When you are prepared to transparently declare your values and ethics to defend your people and their values and principles -- not to peacock your own agenda and self-righteousness -- your team members will remember how you made them feel. In the future when you ask them to participate in a particularly grueling challenge, they will willingly feel indebted to go to battle for you also. Some of the limitations of organizational hierarchies crumble to the betterment of the team, and your team has opportunities to truly showcase what they are made of.
If you are walking past reception and you can see your receptionist is tied up with another customer, could you answer the phone? Could you pick up and deliver some of the mail and deliver it en route to your office, even if you're a senior executive? How about bringing back a coffee for your executive assistant upon returning from a lunch meeting instead of giving him or her an extra five minutes to step out and grab one?
What small activity could you do each day which makes your team feel and realize you're in touch with them and what they do?
3. Discuss what you believe in, not just the figures and numbers.
When conversations tickle both the mind and the heart, greater bonds are created. Without sharing your deepest darkest secrets or divulging buckets of tears, be wise and consider sharing what frustrates, upsets and saddens you just as much as what pleases you. Don't just share your insights. Ask for and listen to theirs.
Be wise about how transparent you are and when. However, when people see and can feel you are human and you accept them as human, they relax and feel less worried about being themselves in their work. They feel freer to perform at their best.
4. Encourage and create opportunities for your people to grow, learn and self-improve.
Carol Dweck has long been researching and sharing results which illustrate the positive impact nurturing a growth mindset has on confidence, performance, creativity and productivity. However, investments in learning opportunities and training that are not a suitable fit, not well planned nor timed well can actually be a waste of time and money. Assigning people to training when their motivation and desire to improve is not present, is unwise. You can lead a horse to water but you can't make it drink.
Not all your people are motivated to learn. Not everyone desires to improve their intellectual assets and technical skills. Some people simply don't have workplace goals, let alone goals at all. That's fine. Suggest they end each day reviewing three things they know today that they didn't know yesterday. Probe them to think this way, and they'll start enjoying this expanded way of thinking.
If employees have interests to improve or learn activities unrelated to their work, there are benefits in making space for them.

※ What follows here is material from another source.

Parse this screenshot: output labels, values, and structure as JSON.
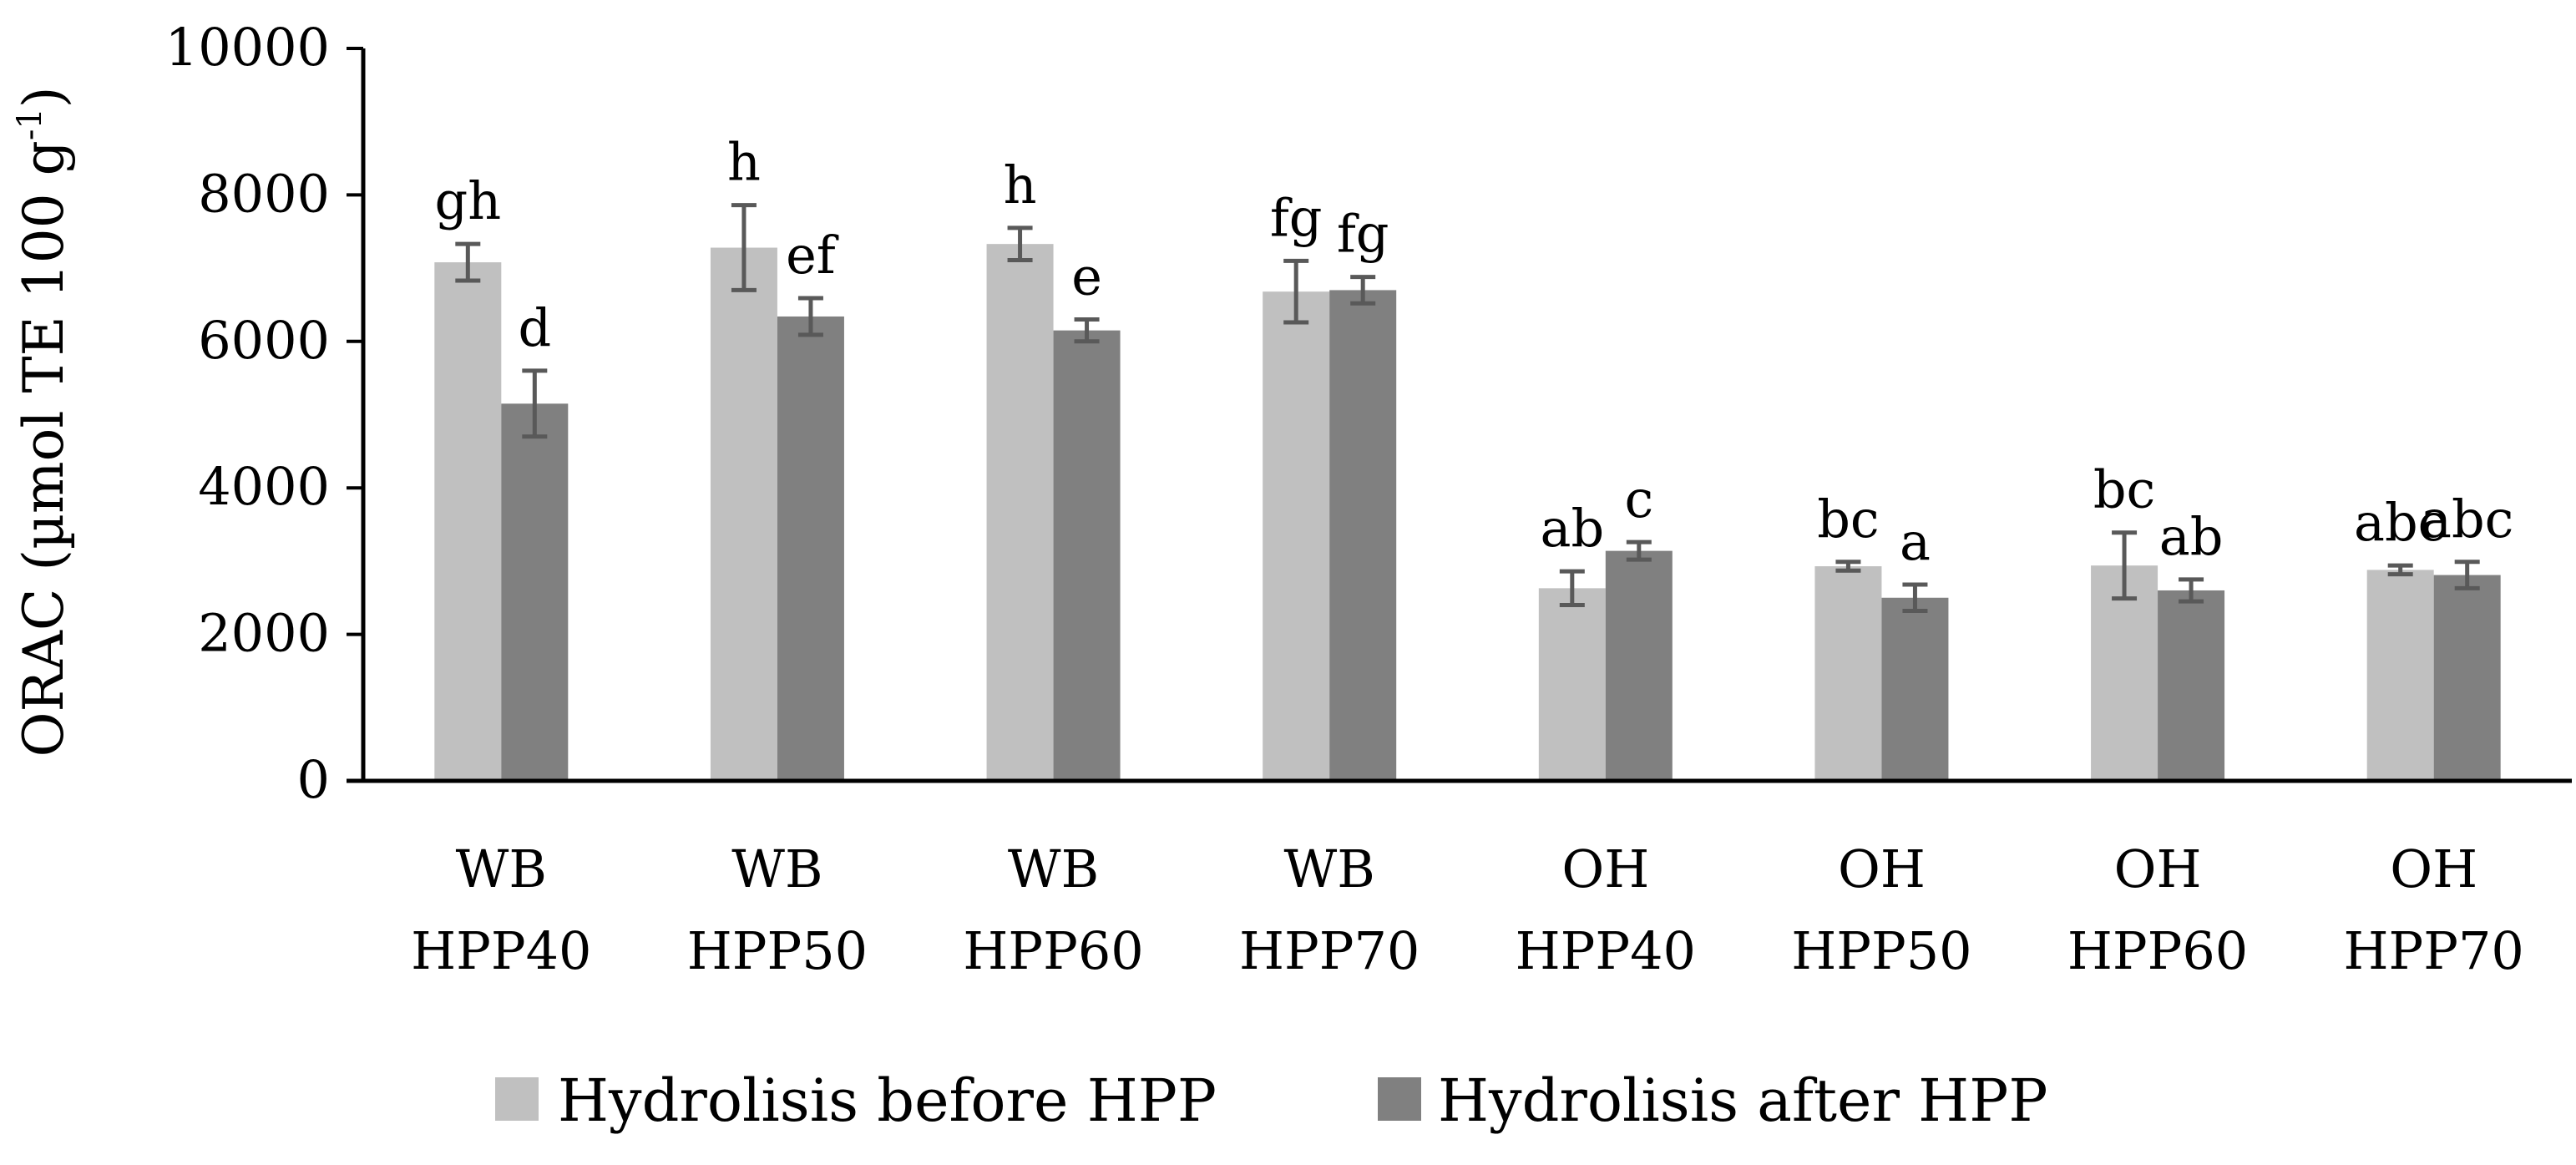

Imagine gifting a tuition package to an employee wanting to learn salsa dancing. He/she undertakes an activity he/she is personally interested in which improves his/her physical, mental and emotional well-being. He/she is happier at work and performing better. That experience is connected to you and the workplace. Imagine how appreciated, personally recognized and valued that employee would feel.
While the actual practice of Google employees dedicating 20 percent of their time to personal projects is in question as to whether this actually happens, the previous head of human resources, Laszlo Bock, explains that whether or not it does, is not actually important. Permission to unleash their creativity for their own benefit is allowed. Open the gate, and let your people out to roam the paddock, learn and be creative. They'll wander but because of how positive their workplace is, they'll come back.